Allí vivía en una cabaña de troncos, en la propiedad de 25 acres de una mujer que había abierto su tierra a otras personas, en un equilibrio entre lo individual y lo comunitario, que llegó a tener entre ocho y diez miembros. Compartían el trabajo y los productos de la huerta comunitaria y los frutales, además tenían, en cada cabaña, otra pequeña huerta, cabras, gallinas. Había mucha comida, explica Baigorria. «Así constatábamos que el socialismo solo funciona cuando hay abundancia. Al menos en pequeña escala. La escasez conspira contra la comuna».
Una vez un leñador le dijo a Baigorria: «solo un cierto tipo de gente logra quedarse en este lugar. Muchos no aguantan». Él escribe: «Hice el esfuerzo. Creí que era ese tipo de gente.» «Mi herida estaba a la vista. Me sentía inadecuado en relación con otros hombres de la zona, especialmente aquellos que sabían hacer las tareas más prácticas y necesarias para la vida en el Bosque. Aprendí a manejar la motosierra y usaba una camioneta de cuatro toneladas para ir a cargar leña, pero nunca podía arreglármelas por mi cuenta si surgía un problema serio.» «En esos años no me pasaba por la cabeza, ni por otro lugar del cuerpo, la idea de trabajar de periodista o escritor profesional. Mi inglés no era suficiente, Tampoco tenía una identidad sólida –ni fluida– de escritor. Ni la buscaba. Estaba capturado por una visión de vivir en y de la tierra. Una vida que tuviera a la tierra en su centro.»
La incomodidad entre los hombres que plantea Baigorria tiene dos direcciones, la que le provoca a él no poder hacer ciertas tareas con propiedad, y la que él le provoca al resto cuando escribe sobre la vida en la «aldea». Es la vida de los escritores. Nadie le pregunta a un hombre si sabe escribir un libro, en cambio parece imperdonable no poder hacer que un vehículo arranque, no saber cortar leña o usar un clavo y un martillo.

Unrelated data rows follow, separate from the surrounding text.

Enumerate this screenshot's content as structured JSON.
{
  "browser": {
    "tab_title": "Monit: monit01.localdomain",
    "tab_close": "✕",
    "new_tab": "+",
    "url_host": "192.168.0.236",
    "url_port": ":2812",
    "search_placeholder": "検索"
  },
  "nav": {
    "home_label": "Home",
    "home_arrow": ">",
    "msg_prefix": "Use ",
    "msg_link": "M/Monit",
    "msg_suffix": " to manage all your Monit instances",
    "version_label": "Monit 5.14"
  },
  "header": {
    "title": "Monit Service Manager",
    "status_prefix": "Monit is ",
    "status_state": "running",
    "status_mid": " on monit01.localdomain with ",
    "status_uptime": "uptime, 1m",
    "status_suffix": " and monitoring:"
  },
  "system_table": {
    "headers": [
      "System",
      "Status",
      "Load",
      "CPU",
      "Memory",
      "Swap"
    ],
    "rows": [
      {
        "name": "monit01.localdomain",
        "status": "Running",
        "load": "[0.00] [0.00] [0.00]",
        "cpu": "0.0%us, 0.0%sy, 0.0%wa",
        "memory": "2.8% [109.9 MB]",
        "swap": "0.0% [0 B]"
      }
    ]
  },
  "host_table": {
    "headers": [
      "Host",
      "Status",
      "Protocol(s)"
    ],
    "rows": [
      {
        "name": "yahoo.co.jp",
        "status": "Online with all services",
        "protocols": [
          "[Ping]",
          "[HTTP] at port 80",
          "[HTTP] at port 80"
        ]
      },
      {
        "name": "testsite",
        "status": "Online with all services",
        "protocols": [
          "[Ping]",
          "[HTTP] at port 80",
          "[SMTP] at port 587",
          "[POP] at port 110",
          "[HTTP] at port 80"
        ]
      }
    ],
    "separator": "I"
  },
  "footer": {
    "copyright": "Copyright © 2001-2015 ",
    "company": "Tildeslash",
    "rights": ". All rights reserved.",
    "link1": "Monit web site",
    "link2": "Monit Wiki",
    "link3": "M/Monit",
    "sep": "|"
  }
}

La pasión de contar historias y la de ser nómade parecen ir de la mano.
«La fiebre del camino sostenía el andar, el deambular, el vivir sin techo fijo. Si no fuese por la pasión nómade todo hubiera sido más triste, desamparado. La estrella del viaje nos alumbraba todo el tiempo.» «Éramos nómades, pertenecíamos a una especie de pura sangre, teníamos el paradójico orgullo de quien aprendía a sobrevivir a riesgo de intemperie.» «Solo trabajar y ahorrar lo suficiente para dejar de trabajar por el tiempo más largo posible, para seguir viaje, conocer otros mundos, vivir otras vidas. Si se juntaba dinero, se compraba tiempo, no bienes de consumo o inversión. Eso es –palabras más, palabras menos- contracultura. ¿O era?»
El viaje de Osvaldo Baigorria hasta Canadá, la vida en México, en San Francisco y en el bosque, es solo una de las historias de este caminante. Hay otras, escritas en varios de sus libros. Dice que aún le falta contar cuando caminó por Europa. Ojalá lo haga.